The Christian home is the place where children receive the first proclamation of the faith. For this reason the family home is rightly called “the domestic church,” a community of grace and prayer, a school of human virtues and of Christian charity.
[Catechism of the Catholic Church, n. 1666]
These are the virtues integral to Christian marriage. Yet because the sin of our first parents ruptured the communion between man and woman, the martial union is very often threatened by discord and infidelity. Among grave sins contrary to the sacrament of marriage are: adultery; polygamy; divorce and the refusal of fertility which deprives married life of the gift of children. However, through the grace conferred in the sacrament of marriage God has offered us the help, in his infinite mercy, to achieve marital union in accordance with his original divine intention.

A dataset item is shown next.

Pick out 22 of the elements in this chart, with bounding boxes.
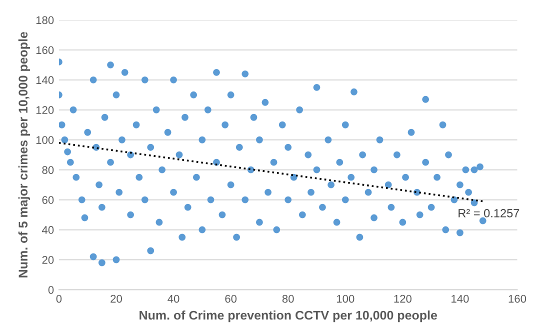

Virginity for the sake of the kingdom
Not all persons are called to the vocation of marriage. Christ has invited many men and women to renounce the great good of marriage and to follow him in a way that manifests most clearly the absolute primacy of love of him and the expectation of his return. It is virginity for the sake of the Kingdom of heaven and like Marriage it is sustained by grace which comes from the Lord himself.